Nos enfermamos por no aceptar la realidad, el esfuerzo de rechazar algo de la realidad de uno, eso es lo que lo enferma a uno, en esto parecen coincidir distintas corrientes psicológicas y psiquiátricas.

Pero aunque ellas no lo dijeran, sabemos que eso es cierto, nosotros lo sabemos porque nosotros sabemos que la creación tiene su fuente última, tiene su raíz última en el designio de Dios.

Por eso dice San Juan: “Es la Palabra por la que todo fue hecho” San Juan 1,3-10; el que rechaza la realidad, le está dando la espalda a la luz que es Jesucristo.

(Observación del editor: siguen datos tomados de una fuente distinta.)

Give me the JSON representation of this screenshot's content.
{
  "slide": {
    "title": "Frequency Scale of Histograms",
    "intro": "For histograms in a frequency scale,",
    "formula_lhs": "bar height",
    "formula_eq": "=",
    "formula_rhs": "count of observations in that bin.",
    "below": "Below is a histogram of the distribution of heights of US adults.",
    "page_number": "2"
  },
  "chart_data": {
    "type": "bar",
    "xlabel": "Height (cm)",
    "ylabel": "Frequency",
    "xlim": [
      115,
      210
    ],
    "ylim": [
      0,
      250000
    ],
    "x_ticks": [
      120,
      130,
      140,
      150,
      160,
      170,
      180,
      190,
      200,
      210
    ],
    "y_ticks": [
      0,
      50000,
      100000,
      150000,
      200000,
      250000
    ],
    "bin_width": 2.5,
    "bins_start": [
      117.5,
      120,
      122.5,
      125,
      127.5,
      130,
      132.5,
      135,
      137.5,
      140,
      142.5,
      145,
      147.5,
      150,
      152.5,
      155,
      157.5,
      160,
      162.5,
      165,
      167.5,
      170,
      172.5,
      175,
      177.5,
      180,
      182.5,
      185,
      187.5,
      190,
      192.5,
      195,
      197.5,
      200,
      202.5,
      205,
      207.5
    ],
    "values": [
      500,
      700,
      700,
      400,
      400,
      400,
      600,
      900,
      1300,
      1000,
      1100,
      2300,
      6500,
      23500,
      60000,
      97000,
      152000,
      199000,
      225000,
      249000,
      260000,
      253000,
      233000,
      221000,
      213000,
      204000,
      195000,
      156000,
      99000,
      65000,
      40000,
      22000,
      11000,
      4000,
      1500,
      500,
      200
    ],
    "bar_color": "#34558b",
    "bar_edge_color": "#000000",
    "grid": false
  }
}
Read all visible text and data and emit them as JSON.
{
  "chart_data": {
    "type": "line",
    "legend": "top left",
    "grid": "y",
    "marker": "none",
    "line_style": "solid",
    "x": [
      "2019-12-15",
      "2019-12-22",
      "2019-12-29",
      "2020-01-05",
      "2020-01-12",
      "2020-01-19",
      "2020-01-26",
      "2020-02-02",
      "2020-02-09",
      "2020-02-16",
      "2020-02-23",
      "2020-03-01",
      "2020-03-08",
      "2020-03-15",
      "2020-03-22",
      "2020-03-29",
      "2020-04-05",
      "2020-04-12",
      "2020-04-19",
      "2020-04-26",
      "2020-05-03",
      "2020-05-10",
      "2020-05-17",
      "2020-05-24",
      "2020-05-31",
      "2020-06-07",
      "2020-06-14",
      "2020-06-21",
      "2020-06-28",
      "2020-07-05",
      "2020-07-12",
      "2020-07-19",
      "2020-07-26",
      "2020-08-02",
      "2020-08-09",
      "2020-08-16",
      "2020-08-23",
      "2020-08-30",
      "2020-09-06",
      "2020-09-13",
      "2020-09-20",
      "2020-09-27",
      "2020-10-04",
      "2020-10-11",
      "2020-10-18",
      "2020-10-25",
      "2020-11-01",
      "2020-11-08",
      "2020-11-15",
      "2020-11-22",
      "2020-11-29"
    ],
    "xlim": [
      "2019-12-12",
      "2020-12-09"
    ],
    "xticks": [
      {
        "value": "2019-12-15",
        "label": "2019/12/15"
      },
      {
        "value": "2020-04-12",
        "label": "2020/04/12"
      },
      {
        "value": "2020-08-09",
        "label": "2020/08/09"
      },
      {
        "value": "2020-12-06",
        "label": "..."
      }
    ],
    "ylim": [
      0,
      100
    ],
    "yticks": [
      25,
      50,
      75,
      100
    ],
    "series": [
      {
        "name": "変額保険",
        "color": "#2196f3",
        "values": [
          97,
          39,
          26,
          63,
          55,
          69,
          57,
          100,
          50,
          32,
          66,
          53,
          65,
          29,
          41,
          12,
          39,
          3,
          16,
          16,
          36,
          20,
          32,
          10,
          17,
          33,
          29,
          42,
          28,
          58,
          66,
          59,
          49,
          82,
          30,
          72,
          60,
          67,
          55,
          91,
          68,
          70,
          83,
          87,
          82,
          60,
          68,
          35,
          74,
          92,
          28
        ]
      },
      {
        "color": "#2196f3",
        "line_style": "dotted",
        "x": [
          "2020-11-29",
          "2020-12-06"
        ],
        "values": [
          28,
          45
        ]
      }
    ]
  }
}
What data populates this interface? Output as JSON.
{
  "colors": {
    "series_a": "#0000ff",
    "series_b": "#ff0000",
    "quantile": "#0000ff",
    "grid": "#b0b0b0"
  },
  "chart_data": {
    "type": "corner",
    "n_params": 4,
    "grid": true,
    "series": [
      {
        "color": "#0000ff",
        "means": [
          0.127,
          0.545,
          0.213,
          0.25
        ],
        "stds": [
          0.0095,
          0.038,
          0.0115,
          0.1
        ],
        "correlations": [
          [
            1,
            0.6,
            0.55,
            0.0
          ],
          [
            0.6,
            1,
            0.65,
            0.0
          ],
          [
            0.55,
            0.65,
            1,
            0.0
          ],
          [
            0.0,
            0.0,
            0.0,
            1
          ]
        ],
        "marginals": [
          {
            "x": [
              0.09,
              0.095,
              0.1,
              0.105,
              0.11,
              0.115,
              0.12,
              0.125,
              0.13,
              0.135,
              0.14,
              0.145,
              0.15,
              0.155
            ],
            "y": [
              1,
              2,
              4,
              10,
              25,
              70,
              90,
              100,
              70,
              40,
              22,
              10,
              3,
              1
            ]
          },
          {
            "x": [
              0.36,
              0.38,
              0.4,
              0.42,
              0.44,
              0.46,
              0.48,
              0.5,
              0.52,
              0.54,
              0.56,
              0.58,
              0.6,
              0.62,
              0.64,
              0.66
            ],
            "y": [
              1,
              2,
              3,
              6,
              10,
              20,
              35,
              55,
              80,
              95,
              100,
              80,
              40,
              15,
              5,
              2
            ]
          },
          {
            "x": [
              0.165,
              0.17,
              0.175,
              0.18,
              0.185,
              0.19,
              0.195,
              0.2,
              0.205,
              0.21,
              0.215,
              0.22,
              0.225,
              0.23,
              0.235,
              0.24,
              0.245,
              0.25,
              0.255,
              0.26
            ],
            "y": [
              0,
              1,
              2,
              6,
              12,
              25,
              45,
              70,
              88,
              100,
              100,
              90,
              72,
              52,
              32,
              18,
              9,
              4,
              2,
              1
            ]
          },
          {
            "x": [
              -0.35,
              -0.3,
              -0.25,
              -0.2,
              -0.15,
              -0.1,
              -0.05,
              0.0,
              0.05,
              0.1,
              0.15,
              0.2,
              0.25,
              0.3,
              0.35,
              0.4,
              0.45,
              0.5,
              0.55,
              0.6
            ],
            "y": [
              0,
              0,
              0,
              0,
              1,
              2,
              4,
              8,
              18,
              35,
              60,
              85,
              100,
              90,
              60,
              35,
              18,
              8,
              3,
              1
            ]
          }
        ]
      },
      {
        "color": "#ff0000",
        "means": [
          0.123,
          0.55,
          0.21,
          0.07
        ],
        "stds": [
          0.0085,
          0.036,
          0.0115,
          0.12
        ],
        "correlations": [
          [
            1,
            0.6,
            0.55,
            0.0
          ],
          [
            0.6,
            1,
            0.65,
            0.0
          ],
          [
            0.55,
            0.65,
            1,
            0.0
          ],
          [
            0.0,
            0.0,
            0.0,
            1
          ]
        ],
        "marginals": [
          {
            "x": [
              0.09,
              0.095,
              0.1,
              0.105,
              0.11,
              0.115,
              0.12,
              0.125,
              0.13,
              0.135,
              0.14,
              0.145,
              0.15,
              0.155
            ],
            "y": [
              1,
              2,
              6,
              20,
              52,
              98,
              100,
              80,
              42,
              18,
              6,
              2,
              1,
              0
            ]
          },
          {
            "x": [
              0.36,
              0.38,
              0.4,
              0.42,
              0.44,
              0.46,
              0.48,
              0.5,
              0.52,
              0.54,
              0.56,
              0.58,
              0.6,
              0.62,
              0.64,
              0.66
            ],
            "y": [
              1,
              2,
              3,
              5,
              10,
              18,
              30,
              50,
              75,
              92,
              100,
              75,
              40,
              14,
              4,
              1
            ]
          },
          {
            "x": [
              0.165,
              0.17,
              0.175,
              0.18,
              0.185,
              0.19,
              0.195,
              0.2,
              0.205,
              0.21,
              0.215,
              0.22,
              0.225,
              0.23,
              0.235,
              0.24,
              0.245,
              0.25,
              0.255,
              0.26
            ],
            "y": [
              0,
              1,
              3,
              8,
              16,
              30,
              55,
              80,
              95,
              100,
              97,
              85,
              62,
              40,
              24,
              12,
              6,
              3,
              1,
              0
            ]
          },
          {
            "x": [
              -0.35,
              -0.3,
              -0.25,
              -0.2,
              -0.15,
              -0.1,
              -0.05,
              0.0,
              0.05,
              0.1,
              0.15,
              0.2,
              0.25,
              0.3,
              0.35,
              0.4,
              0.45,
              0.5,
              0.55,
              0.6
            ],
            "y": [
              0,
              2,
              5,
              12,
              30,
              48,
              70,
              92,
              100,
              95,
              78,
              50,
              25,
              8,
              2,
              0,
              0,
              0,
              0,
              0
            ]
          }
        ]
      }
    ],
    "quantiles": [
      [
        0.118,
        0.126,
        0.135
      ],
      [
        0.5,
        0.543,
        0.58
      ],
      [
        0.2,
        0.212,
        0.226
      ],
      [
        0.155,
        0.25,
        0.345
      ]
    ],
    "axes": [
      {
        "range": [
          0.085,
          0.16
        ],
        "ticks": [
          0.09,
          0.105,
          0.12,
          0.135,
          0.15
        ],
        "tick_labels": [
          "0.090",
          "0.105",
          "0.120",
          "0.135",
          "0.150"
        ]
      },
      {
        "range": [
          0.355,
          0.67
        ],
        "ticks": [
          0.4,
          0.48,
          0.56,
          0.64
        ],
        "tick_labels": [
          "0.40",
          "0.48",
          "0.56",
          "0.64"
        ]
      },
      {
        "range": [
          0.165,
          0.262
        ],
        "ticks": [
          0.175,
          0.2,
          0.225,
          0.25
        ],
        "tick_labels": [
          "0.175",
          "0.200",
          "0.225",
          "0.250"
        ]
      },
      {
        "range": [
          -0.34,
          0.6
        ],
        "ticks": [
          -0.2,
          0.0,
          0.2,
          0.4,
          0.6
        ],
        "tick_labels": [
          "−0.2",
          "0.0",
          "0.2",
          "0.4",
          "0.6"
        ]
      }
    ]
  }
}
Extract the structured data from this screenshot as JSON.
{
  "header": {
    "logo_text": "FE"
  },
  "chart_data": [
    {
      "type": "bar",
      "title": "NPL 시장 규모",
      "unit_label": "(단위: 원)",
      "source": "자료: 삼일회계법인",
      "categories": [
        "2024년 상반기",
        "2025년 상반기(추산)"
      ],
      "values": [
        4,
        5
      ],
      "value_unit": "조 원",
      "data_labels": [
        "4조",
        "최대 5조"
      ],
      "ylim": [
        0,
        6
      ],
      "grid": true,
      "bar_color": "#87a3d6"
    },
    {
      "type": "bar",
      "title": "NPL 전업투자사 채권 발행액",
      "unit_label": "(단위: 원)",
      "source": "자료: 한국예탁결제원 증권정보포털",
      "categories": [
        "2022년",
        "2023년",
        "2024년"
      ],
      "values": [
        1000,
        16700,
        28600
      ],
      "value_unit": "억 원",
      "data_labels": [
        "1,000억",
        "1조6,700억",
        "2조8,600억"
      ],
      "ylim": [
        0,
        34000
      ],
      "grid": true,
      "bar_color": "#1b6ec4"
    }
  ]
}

Dice San Juan: “La tiniebla no quiso recibir a la luz, y la luz era la vida de los hombres" San Juan 1,4-5, y esa luz y esa vida es también la Palabra que Dios nos da.

No se rechaza, nunca se rechaza impunemente la realidad; el que rechaza la realidad el que no quiere leer la historia el que no quiere acoger su verdad no le queda otro camino sino el suicidio o la locura, no hay otro camino.

Por eso, San Juan es el patrono de la sanidad mental “Vio y creyó” Pero, ¿Por qué esta humanidad moderna se siente angustiada? Como Kierkegaard, angustiado, yo me imagino a kierkegaard metido en su sillón, angustiado, con úlcera.

¿Por qué esta realidad causa angustia y obliga a una apuesta en el vació? ¿Por qué kierkegaard apuesta en el vacío? Porque si no apostaba en el vacío, le quedaban el suicidio, o la locura; el suicidio pregonado por los existencialistas, y la locura vivida por Nietsczche.

Eso era lo que le quedaba, "¿entonces ahora qué hago? ¿Me suicido, me enloquezco o apuesto? Apostemos". Pero eso dice el que no ha visto sino lo que vieron esos señores, pero cuando uno ve la Carne del Hijo de Dios, uno ha visto algo nuevo.

Claro, da miedo mirar, si no se ve nunca a Cristo, da miedo mirar, y por eso el mundo se enloquece, y por eso la figura humana se deforma. Uno se pone a ver, por ejemplo, toda esa agresividad en los peinados, en los maquillajes, ¿no?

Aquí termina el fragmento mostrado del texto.